Czech politician (born 1979)

Ondřej Dostál (born 25 January 1979) is a Czech lawyer and politician who was elected as a member of the European Parliament in 2024. He was the 1st vice-chair of Stačilo! from 2025 to 2026.

==Early life and career==
Dostál was born in Chomutov, and later moved to Rokycany and Mirošov. He graduated from the Faculty of Law, Charles University, before studying in Austria and the United States.

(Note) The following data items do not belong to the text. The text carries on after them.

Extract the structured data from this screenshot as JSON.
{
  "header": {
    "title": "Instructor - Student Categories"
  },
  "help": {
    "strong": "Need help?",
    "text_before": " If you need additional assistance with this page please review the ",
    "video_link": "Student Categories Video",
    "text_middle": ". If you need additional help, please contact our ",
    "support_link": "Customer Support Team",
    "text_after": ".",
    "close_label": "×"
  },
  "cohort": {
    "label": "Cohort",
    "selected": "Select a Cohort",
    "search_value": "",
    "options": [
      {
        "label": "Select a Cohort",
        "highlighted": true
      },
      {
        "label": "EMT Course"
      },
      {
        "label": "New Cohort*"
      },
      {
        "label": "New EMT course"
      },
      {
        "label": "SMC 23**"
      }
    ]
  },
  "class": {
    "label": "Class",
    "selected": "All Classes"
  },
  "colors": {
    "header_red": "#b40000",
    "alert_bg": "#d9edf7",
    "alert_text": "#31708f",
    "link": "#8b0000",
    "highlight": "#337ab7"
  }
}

A lawyer specializing in health insurance law, Dostál received the Lawyer of the Year award in 2006 and has been teaching at Charles University since 2003. In 2008, he was the defense lawyer for Třebíč Hospital in a case concerning baby-swapping.

==Political career==
Dostál was a member of the Czech Pirate Party between 2021 and 2022. He was part of the Pirates and Mayors government team until resigning in December 2021, stating that their values had shifted away from his own. Dostál considers himself a classical liberal, advocating for less government control. In spring 2023, he spoke at anti-government demonstrations organized by Jindřich Rajchl.

In July 2025, Dostál traveled to Moldova to take part in the "Make Europe Great Again" conference but had his diplomatic passport seized and was expelled from the country.

At the Stačilo! congress in April 2026, Dostál was not elected to the movement's new board.